2 Die Kosten des Rechtsstreits trägt die Klägerin.
3 Das Urteil ist vorläufig vollstreckbar gegen Sicherheitsleistung in Höhe von 120 % des jeweils zu vollstreckenden Betrages.
1
Tatbestand
2Die Klägerin macht eine der Beklagten unter dem 16.12.2010 gestellte Honorarschlussrechnung in Höhe von 77.314,73 € für erbrachte und nicht erbrachte Architektenleistungen bezüglich des Umbaus einer Sporthalle in xx geltend.
3Die Klägerin ist spezialisiert auf Planungsleistungen im Bereich Umbauten und Sanierungen von Sporthallen.
4Mit Architektenvertrag vom 18.08.2010, dem der bereits unter dem 21.10.2009 geschlossene Vertrag über die Erbringung der Grundlagenermittlung gemäß der Leistungsphase 1 zugrunde lag, wurde die Klägerin damit beauftragt, die Grundleistungen der Leistungsphasen 2 -8 des § 33 HOAI sowie Leistungen der thermischen Bauphysik zu erbringen.

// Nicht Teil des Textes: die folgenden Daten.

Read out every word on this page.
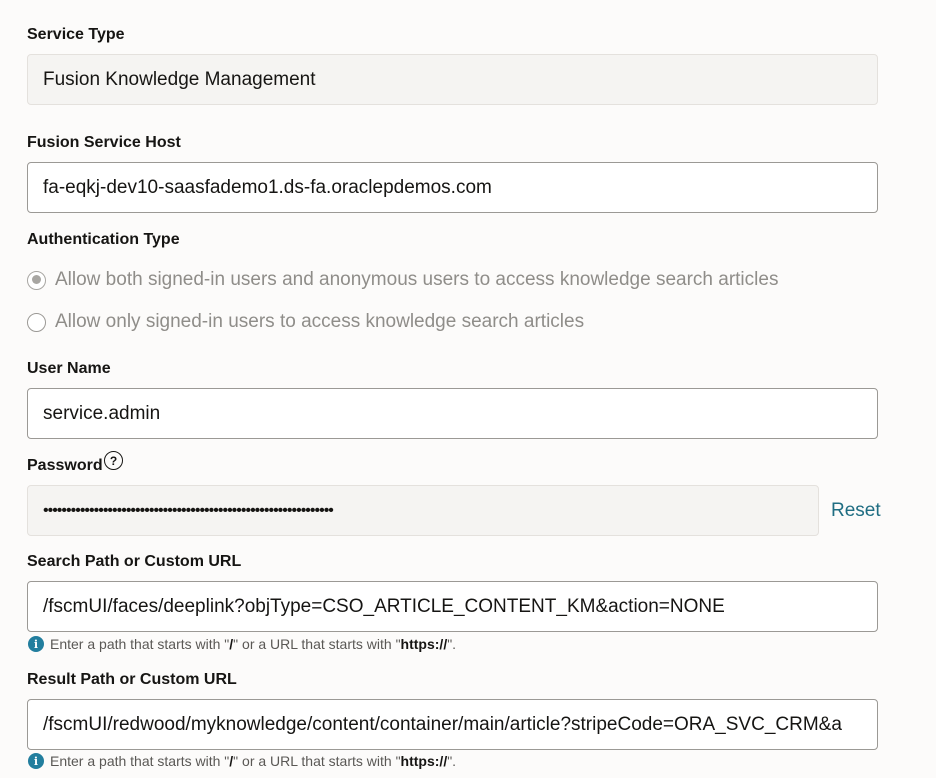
Service Type
Fusion Knowledge Management
Fusion Service Host
fa-eqkj-dev10-saasfademo1.ds-fa.oraclepdemos.com
Authentication Type
Allow both signed-in users and anonymous users to access knowledge search articles
Allow only signed-in users to access knowledge search articles
User Name
service.admin
Password ?
•••••••••••••••••••••••••••••••••••••••••••••••••••••••••••••••	Reset
Search Path or Custom URL
/fscmUI/faces/deeplink?objType=CSO_ARTICLE_CONTENT_KM&action=NONE
i Enter a path that starts with " / " or a URL that starts with " https:// ".
Result Path or Custom URL
/fscmUI/redwood/myknowledge/content/container/main/article?stripeCode=ORA_SVC_CRM&a
i Enter a path that starts with " / " or a URL that starts with " https:// ".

5Aufgrund der Planung der Klägerin wurde der Beklagten am 04.10.2010 eine Baugenehmigung für das betreffende Bauvorhaben erteilt. Das Bauvorhaben befand sich im Zeitpunkt der Klageerhebung bereits im Stadium der Baurealisierung.
6Mit Email vom 13.10.2010 forderte die zuständige Bauherrenvertreterin der Beklagten die Klägerin auf, in der Email mitgeteilte Fehler zu beheben, bzw. Versäumnisse nachzuholen. Hierauf rief der Geschäftsführer der Klägerin bei der Beklagten an und hinterließ auf dem Anrufbeantworter des Herrn U, ebenfalls Vertreter der Bauherrin folgende Nachricht:
7„Guten Tag Herr U2, wir können mit Frau L2 nicht weiterarbeiten. Diese Frau schreibt Dinge, die gelogen, die falsch sind. Sie hat keine Ahnung. Müssen wir die Arbeiten mit der Frau weiterführen, müssen wir die Arbeit einstellen und die Frau muss das dann selber machen. Es sei denn, sie wird getauscht mit der ursprünglichen Ansprechpartnerin, Frau E, bitt rufen Sie mich zurück.“
8Mit Email vom 14.10.10 teilte Herr U2 der Klägerin mit, dass ein Wechsel der Projektleitung nicht in Betracht komme und das Verhalten der Klägerin als Leistungsverweigerung aufgefasst werde. Hierin wurde eine Kündigungserklärung der Klägerin gesehen, welche die Beklagte in diesem Fall bestätigte.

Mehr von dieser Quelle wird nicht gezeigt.